“With such mildness in opinion, and such tolerance towards the prejudices of others, you have doubtless succeeded in your mission, where a zeal not more pure, but more ardent, would have failed?”

The Missionary changed colour at the observation, and replied—“The zeal of the members of the congregation of the Mission can never be doubted, since they voluntarily devote themselves to the cause of Christianity; yet to effect a change in the religion of sixty millions of people, whose doctrines[11] claim their authority from the records of the most ancient nations,—whose faith is guarded by the pride of rank, the interest of priesthood, by its own abstract nature, by local habits, and confirmed prejudices; a faith which resisted the sword of Mahmoud and the arms of Timur,—requires a power seldom vested in man, and which time, a new order of things in India, and the Divine will, can alone, I believe, accomplish.”

“You return then to the centre of your mission without any converts to your exertion and your eloquence?”

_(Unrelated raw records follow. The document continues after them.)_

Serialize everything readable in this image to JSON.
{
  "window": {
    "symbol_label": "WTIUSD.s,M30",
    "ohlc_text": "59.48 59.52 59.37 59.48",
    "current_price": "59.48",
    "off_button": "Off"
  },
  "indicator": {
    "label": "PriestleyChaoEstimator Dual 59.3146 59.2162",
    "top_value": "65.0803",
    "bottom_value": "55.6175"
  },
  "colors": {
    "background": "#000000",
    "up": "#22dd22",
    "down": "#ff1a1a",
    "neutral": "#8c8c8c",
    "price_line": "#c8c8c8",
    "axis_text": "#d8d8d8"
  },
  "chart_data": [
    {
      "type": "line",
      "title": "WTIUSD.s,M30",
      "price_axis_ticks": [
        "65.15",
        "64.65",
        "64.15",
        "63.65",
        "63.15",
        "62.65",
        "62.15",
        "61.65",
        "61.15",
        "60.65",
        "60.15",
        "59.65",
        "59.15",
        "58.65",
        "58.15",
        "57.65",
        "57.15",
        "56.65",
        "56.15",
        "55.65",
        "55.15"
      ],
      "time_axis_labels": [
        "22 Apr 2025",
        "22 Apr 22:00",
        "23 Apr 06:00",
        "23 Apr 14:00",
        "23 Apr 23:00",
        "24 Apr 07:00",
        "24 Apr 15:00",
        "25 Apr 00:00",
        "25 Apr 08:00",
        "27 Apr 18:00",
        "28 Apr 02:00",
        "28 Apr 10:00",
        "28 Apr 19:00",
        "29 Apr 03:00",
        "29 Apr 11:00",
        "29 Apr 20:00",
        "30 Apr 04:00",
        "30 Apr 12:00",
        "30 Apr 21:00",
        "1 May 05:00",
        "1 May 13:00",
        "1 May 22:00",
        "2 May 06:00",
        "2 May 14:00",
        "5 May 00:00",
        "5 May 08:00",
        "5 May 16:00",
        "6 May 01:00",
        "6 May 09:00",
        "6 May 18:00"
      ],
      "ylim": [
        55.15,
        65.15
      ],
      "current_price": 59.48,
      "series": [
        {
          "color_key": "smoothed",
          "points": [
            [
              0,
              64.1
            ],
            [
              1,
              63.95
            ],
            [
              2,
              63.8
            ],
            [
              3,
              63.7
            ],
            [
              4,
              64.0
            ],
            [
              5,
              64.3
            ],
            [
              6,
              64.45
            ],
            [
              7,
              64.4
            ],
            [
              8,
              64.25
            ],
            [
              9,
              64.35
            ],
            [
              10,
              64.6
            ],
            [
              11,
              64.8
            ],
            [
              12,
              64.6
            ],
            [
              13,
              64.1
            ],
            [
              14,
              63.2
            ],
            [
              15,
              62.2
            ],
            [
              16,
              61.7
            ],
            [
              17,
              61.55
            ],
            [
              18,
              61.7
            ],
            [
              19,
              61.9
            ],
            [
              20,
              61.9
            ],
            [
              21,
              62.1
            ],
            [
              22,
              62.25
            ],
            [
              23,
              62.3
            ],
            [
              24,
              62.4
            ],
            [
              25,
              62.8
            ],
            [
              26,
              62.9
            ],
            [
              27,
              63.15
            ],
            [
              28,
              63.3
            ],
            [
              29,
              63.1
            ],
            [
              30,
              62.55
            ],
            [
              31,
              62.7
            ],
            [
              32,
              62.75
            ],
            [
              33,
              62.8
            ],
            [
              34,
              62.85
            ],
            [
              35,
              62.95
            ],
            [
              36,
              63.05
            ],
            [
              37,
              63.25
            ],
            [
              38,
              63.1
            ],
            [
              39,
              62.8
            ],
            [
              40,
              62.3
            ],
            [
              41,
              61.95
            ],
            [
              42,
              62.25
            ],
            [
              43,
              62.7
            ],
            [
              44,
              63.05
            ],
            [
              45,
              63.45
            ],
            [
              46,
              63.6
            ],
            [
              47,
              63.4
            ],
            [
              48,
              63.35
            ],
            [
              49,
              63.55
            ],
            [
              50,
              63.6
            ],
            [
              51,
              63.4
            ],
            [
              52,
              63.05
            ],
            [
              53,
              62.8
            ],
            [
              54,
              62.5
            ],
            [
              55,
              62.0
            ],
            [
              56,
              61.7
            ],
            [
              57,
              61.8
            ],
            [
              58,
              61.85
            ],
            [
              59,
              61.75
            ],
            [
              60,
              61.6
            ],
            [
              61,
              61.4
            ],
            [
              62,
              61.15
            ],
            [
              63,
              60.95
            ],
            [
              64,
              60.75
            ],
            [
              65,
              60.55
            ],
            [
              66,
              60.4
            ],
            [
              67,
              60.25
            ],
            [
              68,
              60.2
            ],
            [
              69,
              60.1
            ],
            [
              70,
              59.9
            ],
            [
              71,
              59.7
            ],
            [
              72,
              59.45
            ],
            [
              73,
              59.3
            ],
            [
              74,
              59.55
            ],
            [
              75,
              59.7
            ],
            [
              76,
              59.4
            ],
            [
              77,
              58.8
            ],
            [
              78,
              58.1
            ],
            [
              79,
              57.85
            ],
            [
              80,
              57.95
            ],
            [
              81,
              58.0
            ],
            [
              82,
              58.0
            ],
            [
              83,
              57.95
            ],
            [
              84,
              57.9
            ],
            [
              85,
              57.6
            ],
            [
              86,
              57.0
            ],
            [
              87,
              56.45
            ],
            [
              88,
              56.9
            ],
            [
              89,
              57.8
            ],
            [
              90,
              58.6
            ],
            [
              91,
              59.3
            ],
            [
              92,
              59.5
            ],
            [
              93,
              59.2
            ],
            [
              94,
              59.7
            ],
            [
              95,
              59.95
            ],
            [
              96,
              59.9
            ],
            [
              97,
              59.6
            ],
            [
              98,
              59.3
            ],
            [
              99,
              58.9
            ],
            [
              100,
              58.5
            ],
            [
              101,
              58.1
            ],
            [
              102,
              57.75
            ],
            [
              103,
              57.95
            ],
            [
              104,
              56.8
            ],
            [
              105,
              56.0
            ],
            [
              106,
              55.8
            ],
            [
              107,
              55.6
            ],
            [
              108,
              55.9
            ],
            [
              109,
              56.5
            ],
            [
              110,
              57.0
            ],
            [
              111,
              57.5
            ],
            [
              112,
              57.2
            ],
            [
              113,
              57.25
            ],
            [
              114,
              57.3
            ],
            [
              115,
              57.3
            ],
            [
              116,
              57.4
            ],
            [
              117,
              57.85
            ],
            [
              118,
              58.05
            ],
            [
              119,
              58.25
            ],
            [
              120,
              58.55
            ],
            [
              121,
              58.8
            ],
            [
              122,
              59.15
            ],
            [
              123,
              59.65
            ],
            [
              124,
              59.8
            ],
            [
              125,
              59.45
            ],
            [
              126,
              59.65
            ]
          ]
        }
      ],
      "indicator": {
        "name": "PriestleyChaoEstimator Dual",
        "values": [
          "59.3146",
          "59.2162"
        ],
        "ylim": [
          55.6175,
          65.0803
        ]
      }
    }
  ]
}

“No fruit has been indeed gathered equal to the labour or the hope; for I have made but one proselyte, who purchases the truths of Christianity by the forfeiture of every earthly good!”

“A Brahmin perhaps?

“A Brahmin’s daughter! the chief priestess of the pagoda of Sirinagar, in Cashmire, a prophetess, and Brachmachira; whose conversion may indeed be deemed a miracle!”

“Your neophyte is then that young and beautiful person we first beheld lifeless in your arms, in the desert?”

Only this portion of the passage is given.